Diğer ülkelerdeki işçi ve emekçileri kendimize rakip olarak değil sınıf kardeşi olarak görmeliyiz. Kapitalistlerin ulusal ve uluslararası alandaki rekabetlerinin bir parçası olamayız. Biz işçilerin yapması gereken; ulusal ve uluslararası alanda, işçilerin birliği ve dayanışmasını büyütmektir!

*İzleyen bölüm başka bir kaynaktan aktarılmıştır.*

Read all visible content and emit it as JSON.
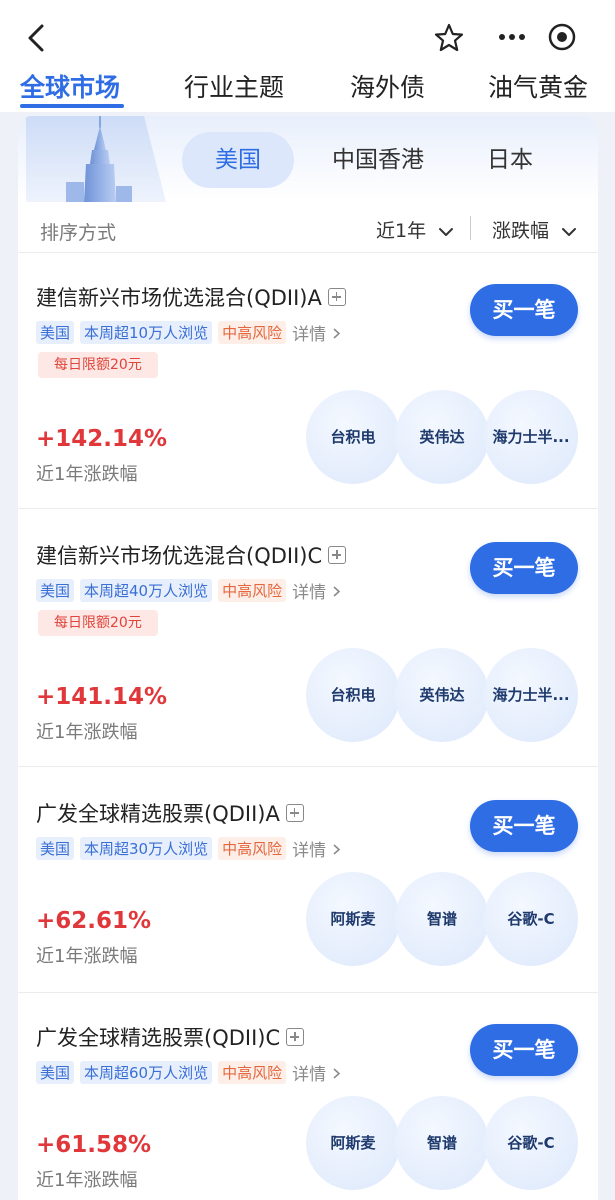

IG Metall’in yeni hükümete talepleri:
• Çalışanlar için güvenlik ve iyi perspektif- dönüşümde işten çıkarma yok
• Bugünün sanayi sitelerinde, bugünün ve yarının işlerine yatırımlar
• Yurtdışına taşımak yerine mesleki kalifiyeyi artırma
• 500 milyar Euro tutarında kamu gelecek yatırımları
• Kamu yatırımlarının adil finansmanı
IG BCE’nin yeni hükümete talepleri:
• İyi endüstriyel işler için gelecek
• Çalışanlar için iyi ve adil iş ve yaşam fırsatları
• Anayi sitelerinin bakımı, genişletilmesi ve modernizasyonu
• Dönüşümle ilgili işten çıkarmaların önlenmesi
• Yapısal değişim için 450 milyar euroluk bir yatırım paketi
* Kısa adı “IndustriAll Europe” olan Avrupa Sanayi İşçileri Sendikası (“IndustriALL European Trade Union”), çatı örgütüne 38 ülkeden 197 örgüt üyedir ve 7 milyon civarında işçiyi temsil etmektedir. Örgütün başkanı ise Alman IG BCE’nin başkanı Michael Vassiliadis’tir. “IndustriAll Europe” ise “IndustriALL Global Union”na (“Küresel Sanayi İşçileri Sendikası”) bağlıdır. Burada ise 632 sendika toplam 50 milyon üyeyi temsil etmektedir. Küresel çatı örgütünün başkanı ise Alman IG Metall sendikasının Genel Başkanı Jörg Hofmann’dır.